Even though you cannot see this on the screenshots on the PIDA homepage it does not include its own editor. It rather makes use of an existing editor. It currently can embed either vim or GNU Emacs (you need CVS version 23.x or newer). As I was using GNU Emacs before this really caught my attention. I downloaded PIDA from mercurial and built it. Build time is less than 5 minutes on my machine, which is more than acceptable.
When starting PIDA for the first time it asks which editor you want to embed. I obviously chose Emacs there.
It seems like embedding Emacs is in an early stage right now. Even though everything seems to work PIDA embeds the whole GNU Emacs (GTK version) window, including the menu bar and the toolbar. This generates a weird look, as you have two menu- and toolbars, one belonging to PIDA and one belonging to GNU Emacs. No problem for me though, as it is rather a style-problem than a real one.
After opening up one of my projects I immediately noticed one thing: version control integration. I can confirm that Subversion is properly supported and works perfectly. Including reverting of files, updating the local copy, committing changes and viewing differences. This indeed is a great feature and I like it.

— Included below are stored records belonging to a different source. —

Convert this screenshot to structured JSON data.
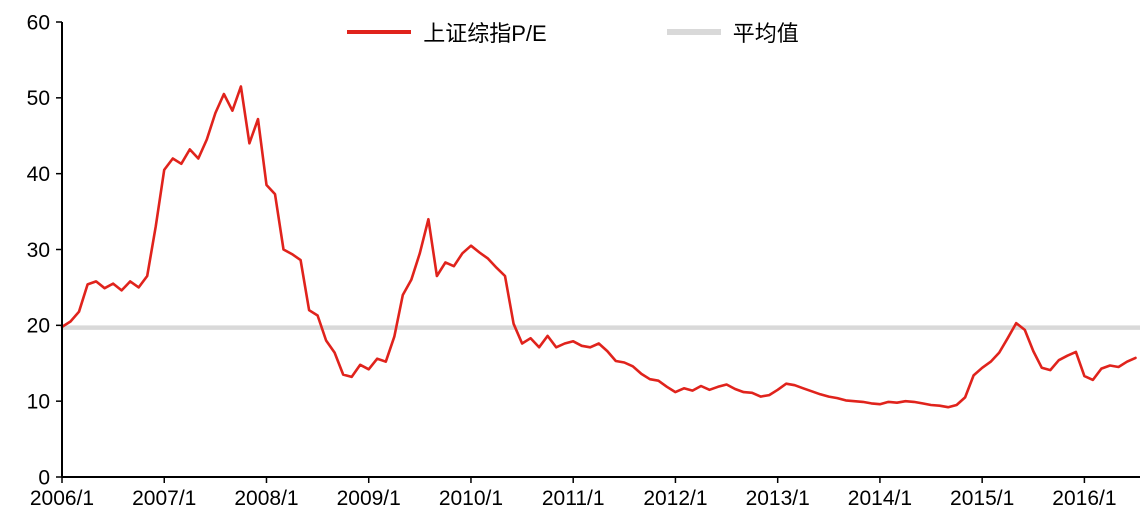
{
  "chart_data": {
    "type": "line",
    "title": "",
    "xlabel": "",
    "ylabel": "",
    "grid": false,
    "legend_position": "top-center",
    "ylim": [
      0,
      60
    ],
    "y_tick_labels": [
      "0",
      "10",
      "20",
      "30",
      "40",
      "50",
      "60"
    ],
    "x_tick_labels": [
      "2006/1",
      "2007/1",
      "2008/1",
      "2009/1",
      "2010/1",
      "2011/1",
      "2012/1",
      "2013/1",
      "2014/1",
      "2015/1",
      "2016/1"
    ],
    "x_frequency": "monthly",
    "x_range": [
      "2006/1",
      "2016/7"
    ],
    "series": [
      {
        "name": "上证综指P/E",
        "color": "#E0231C",
        "values": [
          19.8,
          20.5,
          21.8,
          25.4,
          25.8,
          24.9,
          25.5,
          24.6,
          25.8,
          25.0,
          26.5,
          33.0,
          40.5,
          42.0,
          41.3,
          43.2,
          42.0,
          44.5,
          48.0,
          50.5,
          48.3,
          51.5,
          44.0,
          47.2,
          38.5,
          37.3,
          30.0,
          29.4,
          28.6,
          22.0,
          21.3,
          18.0,
          16.4,
          13.5,
          13.2,
          14.8,
          14.2,
          15.6,
          15.2,
          18.5,
          24.0,
          26.0,
          29.5,
          34.0,
          26.5,
          28.3,
          27.8,
          29.5,
          30.5,
          29.6,
          28.8,
          27.6,
          26.5,
          20.2,
          17.6,
          18.3,
          17.1,
          18.6,
          17.1,
          17.6,
          17.9,
          17.3,
          17.1,
          17.6,
          16.6,
          15.3,
          15.1,
          14.6,
          13.6,
          12.9,
          12.7,
          11.9,
          11.2,
          11.7,
          11.4,
          12.0,
          11.5,
          11.9,
          12.2,
          11.6,
          11.2,
          11.1,
          10.6,
          10.8,
          11.5,
          12.3,
          12.1,
          11.7,
          11.3,
          10.9,
          10.6,
          10.4,
          10.1,
          10.0,
          9.9,
          9.7,
          9.6,
          9.9,
          9.8,
          10.0,
          9.9,
          9.7,
          9.5,
          9.4,
          9.2,
          9.5,
          10.5,
          13.4,
          14.4,
          15.2,
          16.4,
          18.3,
          20.3,
          19.4,
          16.6,
          14.4,
          14.1,
          15.4,
          16.0,
          16.5,
          13.3,
          12.8,
          14.3,
          14.7,
          14.5,
          15.2,
          15.7
        ]
      },
      {
        "name": "平均值",
        "color": "#D9D9D9",
        "type": "constant",
        "value": 19.7
      }
    ]
  },
  "colors": {
    "line_red": "#E0231C",
    "avg_gray": "#D9D9D9",
    "axis_black": "#000000",
    "background": "#FFFFFF"
  }
}
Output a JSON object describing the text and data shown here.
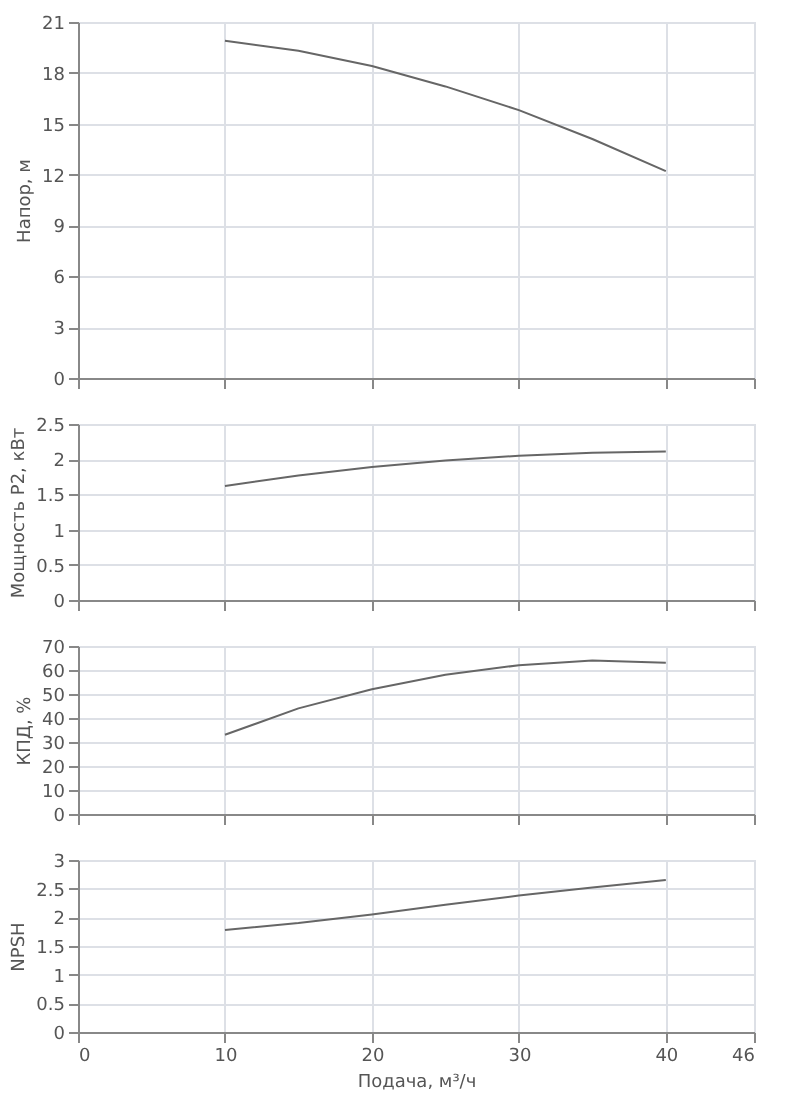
{
  "chart_data": [
    {
      "type": "line",
      "ylabel": "Напор, м",
      "x": [
        10,
        15,
        20,
        25,
        30,
        35,
        40
      ],
      "series": [
        {
          "color": "#666666",
          "values": [
            19.9,
            19.3,
            18.4,
            17.2,
            15.8,
            14.1,
            12.2
          ]
        }
      ],
      "xlim": [
        0,
        46
      ],
      "xticks": [
        0,
        10,
        20,
        30,
        40,
        46
      ],
      "ylim": [
        0,
        21
      ],
      "yticks": [
        0,
        3,
        6,
        9,
        12,
        15,
        18,
        21
      ],
      "grid": true,
      "tick_labels": "y"
    },
    {
      "type": "line",
      "ylabel": "Мощность P2, кВт",
      "x": [
        10,
        15,
        20,
        25,
        30,
        35,
        40
      ],
      "series": [
        {
          "color": "#666666",
          "values": [
            1.62,
            1.77,
            1.89,
            1.98,
            2.05,
            2.09,
            2.11
          ]
        }
      ],
      "xlim": [
        0,
        46
      ],
      "xticks": [
        0,
        10,
        20,
        30,
        40,
        46
      ],
      "ylim": [
        0,
        2.5
      ],
      "yticks": [
        0,
        0.5,
        1,
        1.5,
        2,
        2.5
      ],
      "grid": true,
      "tick_labels": "y"
    },
    {
      "type": "line",
      "ylabel": "КПД, %",
      "x": [
        10,
        15,
        20,
        25,
        30,
        35,
        40
      ],
      "series": [
        {
          "color": "#666666",
          "values": [
            33,
            44,
            52,
            58,
            62,
            64,
            63
          ]
        }
      ],
      "xlim": [
        0,
        46
      ],
      "xticks": [
        0,
        10,
        20,
        30,
        40,
        46
      ],
      "ylim": [
        0,
        70
      ],
      "yticks": [
        0,
        10,
        20,
        30,
        40,
        50,
        60,
        70
      ],
      "grid": true,
      "tick_labels": "y"
    },
    {
      "type": "line",
      "ylabel": "NPSH",
      "xlabel": "Подача, м³/ч",
      "x": [
        10,
        15,
        20,
        25,
        30,
        35,
        40
      ],
      "series": [
        {
          "color": "#666666",
          "values": [
            1.78,
            1.9,
            2.05,
            2.22,
            2.38,
            2.52,
            2.65
          ]
        }
      ],
      "xlim": [
        0,
        46
      ],
      "xticks": [
        0,
        10,
        20,
        30,
        40,
        46
      ],
      "ylim": [
        0,
        3
      ],
      "yticks": [
        0,
        0.5,
        1,
        1.5,
        2,
        2.5,
        3
      ],
      "grid": true
    }
  ]
}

I played around a bit more and stumbled across the plugins. There are quite a few neat plugins, like a Trac integration plugin which allows you to view tickets inside the IDE or a TODO parser plugin, which parses comments containing "TODO:" or "XXX:" from files and gives you references to them.
Another useful plugin seems to be the Python Source Viewer, which displays all functions, classes and methods present in the current python file in a tree view.

CONCLUSION: The IDE I am most likely going to use for now. Why? Because it seems to be lightweight, uses GNU Emacs as embedded editor and comes with a proper feature set. I suggest everyone, even hardcore GNU Emacs users, to give PIDA a try. It looks worth it.